Whatever the demographics and political makeup of the loudest people in the room, the question is, How do we ensure that the quieter voices get heard, too? Most parents are reasonable — silent, but reasonable. They want a quality education for their sons and daughters. They have hopes for and concerns about their schools. They want problems to be resolved in expeditious and practical ways. But they rarely testify at board meetings, email the superintendent, or buttonhole their elected officials at the supermarket.

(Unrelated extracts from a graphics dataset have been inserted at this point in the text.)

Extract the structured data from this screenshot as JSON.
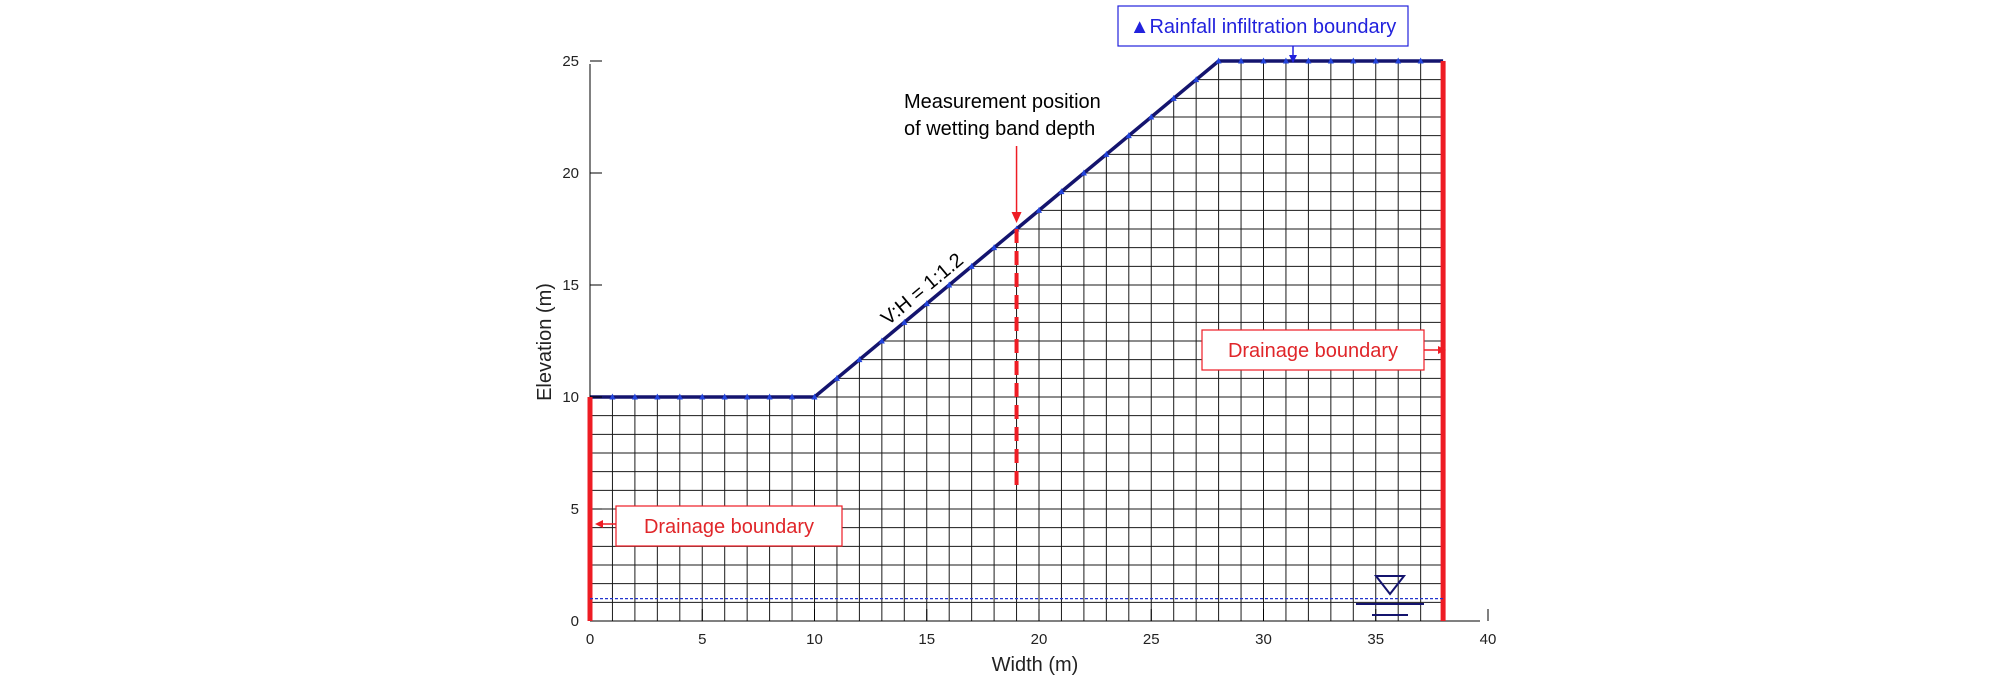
{
  "figure": {
    "x_axis": {
      "label": "Width (m)",
      "range": [
        0,
        40
      ],
      "ticks": [
        "0",
        "5",
        "10",
        "15",
        "20",
        "25",
        "30",
        "35",
        "40"
      ]
    },
    "y_axis": {
      "label": "Elevation (m)",
      "range": [
        0,
        25
      ],
      "ticks": [
        "0",
        "5",
        "10",
        "15",
        "20",
        "25"
      ]
    },
    "slope_profile": [
      [
        0,
        10
      ],
      [
        10,
        10
      ],
      [
        28,
        25
      ],
      [
        38,
        25
      ]
    ],
    "mesh_domain": {
      "x_range": [
        0,
        38
      ],
      "y_range": [
        0,
        25
      ]
    },
    "water_table_elevation": 1,
    "measurement_x": 19,
    "slope_label": "V:H = 1:1.2",
    "measurement_label_line1": "Measurement position",
    "measurement_label_line2": "of wetting band depth",
    "drainage_left_label": "Drainage boundary",
    "drainage_right_label": "Drainage boundary",
    "rainfall_label": "▲Rainfall infiltration boundary",
    "colors": {
      "mesh": "#1a1a1a",
      "surface": "#14146e",
      "boundary": "#ee1c24",
      "water": "#2233cc",
      "marker": "#2244dd",
      "label_blue": "#2222dd"
    }
  }
}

When I was working in Stamford, my colleagues and I began to implement a plan to de-track the school system, which had a long history of sorting and racially segregating kids by “ability” as measured by a single test score. Soon, a group of wealthy, white parents organized to stop us. They did their own research, created their own spreadsheets and data analyses, organized politically, and testified at meetings. They declared that they had nothing but warm feelings for “those kids” who needed extra help. They had moved to this community for its diversity, they said. They shared stories about their own experiences helping the underprivileged, or about the time they coached a kid of color on their baseball team. But, they argued, all kids would be better off if the tracking continued.
When we surveyed local parents on their perceptions of the district, we found a hopeful trend: On the whole, they were becoming increasingly likely to recommend their child’s school to other parents. Further, we found strong support for our de-tracking efforts among teachers, principals, and Black and Latino parents and community leaders — and some upper-middle-class White parents vocally supported us as well. Still, though, the small group of pro-tracking parents succeeded in moving their candidates onto the school board so they could push their agenda forward, while the majority of parents ignored the election.

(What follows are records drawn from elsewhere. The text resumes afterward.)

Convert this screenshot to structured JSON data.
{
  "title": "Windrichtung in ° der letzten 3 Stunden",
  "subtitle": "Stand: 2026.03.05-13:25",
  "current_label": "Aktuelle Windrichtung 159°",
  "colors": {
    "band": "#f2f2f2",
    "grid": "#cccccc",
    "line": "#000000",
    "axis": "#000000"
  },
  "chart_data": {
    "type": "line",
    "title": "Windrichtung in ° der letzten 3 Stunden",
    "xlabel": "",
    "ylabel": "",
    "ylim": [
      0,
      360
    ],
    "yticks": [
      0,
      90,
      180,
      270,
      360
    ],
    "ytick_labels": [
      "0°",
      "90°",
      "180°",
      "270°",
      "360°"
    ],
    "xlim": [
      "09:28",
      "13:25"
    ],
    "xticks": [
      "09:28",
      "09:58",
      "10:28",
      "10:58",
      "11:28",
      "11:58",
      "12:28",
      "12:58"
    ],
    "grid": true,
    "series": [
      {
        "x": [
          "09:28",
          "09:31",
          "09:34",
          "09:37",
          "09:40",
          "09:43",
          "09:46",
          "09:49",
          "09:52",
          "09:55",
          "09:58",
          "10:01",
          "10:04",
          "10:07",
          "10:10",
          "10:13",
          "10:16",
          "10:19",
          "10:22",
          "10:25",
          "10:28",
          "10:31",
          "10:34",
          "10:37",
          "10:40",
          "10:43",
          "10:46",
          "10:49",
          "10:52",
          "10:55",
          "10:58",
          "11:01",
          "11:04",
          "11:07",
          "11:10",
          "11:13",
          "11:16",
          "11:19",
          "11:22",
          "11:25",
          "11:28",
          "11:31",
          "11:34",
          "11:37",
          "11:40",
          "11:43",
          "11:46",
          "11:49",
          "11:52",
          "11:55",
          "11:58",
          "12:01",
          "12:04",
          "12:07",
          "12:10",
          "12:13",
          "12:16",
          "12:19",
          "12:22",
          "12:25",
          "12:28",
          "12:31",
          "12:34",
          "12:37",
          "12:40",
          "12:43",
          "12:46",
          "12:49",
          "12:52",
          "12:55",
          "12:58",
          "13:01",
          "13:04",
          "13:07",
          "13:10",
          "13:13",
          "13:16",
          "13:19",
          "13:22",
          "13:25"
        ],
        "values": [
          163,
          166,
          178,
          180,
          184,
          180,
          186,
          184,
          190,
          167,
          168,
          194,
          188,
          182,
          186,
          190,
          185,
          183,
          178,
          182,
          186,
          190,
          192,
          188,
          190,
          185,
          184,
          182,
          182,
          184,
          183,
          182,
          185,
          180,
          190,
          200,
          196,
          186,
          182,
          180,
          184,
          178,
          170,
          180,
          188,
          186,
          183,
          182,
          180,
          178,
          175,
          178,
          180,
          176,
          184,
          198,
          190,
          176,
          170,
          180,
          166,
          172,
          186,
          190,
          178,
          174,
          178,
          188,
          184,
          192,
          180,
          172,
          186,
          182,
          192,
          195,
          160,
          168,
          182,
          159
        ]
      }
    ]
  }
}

System and school leaders can’t stop partisans from organizing and advocating, nor can they stop rabid bloggers or shut down toxic email chains. But they can certainly do more to reach out to a wider and more diverse set of parents and community members, rather than sitting back and waiting to see who shows up at board meetings and gets in line for the microphone. For example, they can make it a priority to meet their constituents where they are, offering to hold meetings in living rooms, libraries, and faith-based institutions; they can conduct brief surveys outside sporting events and grocery stores; they can convene focus groups and webinars, and on and on.

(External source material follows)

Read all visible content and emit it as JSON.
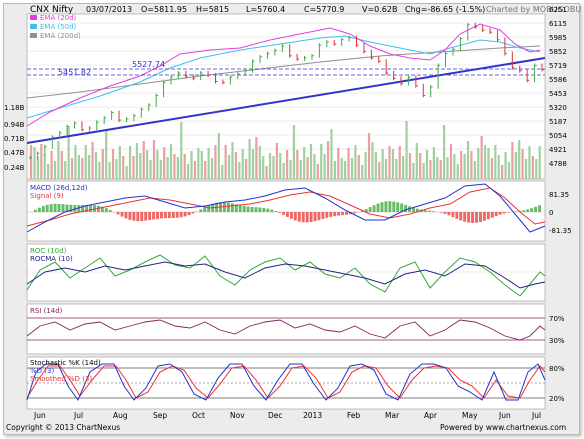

Early on in my tenure in Stamford, a veteran board member told me, in closed session, that teachers were unhappy that I was in the habit of dropping by their classrooms unannounced. Where was he getting his information? Had he been talking to a handful of teachers at the school where his wife had worked for more than 30 years, I asked him, or was he in touch with the 1,200 other teachers in the system? He fell silent and never raised the issue again.
To be sure, school system leaders need to listen to those people who choose to speak up. But those can’t be the only voices that matter. The majority of parents may be silent much of the time, but they have just as much of a right to be heard, and their kids are just as deserving of an excellent education. We must find ways to hear what they have to say, rather than listening only to those who push and shove their way into our offices and board meetings.
Citation: Starr, J.S. (2018). The silent, reasonable majority must be heard. Phi Delta Kappan, 100 (1) 38-39.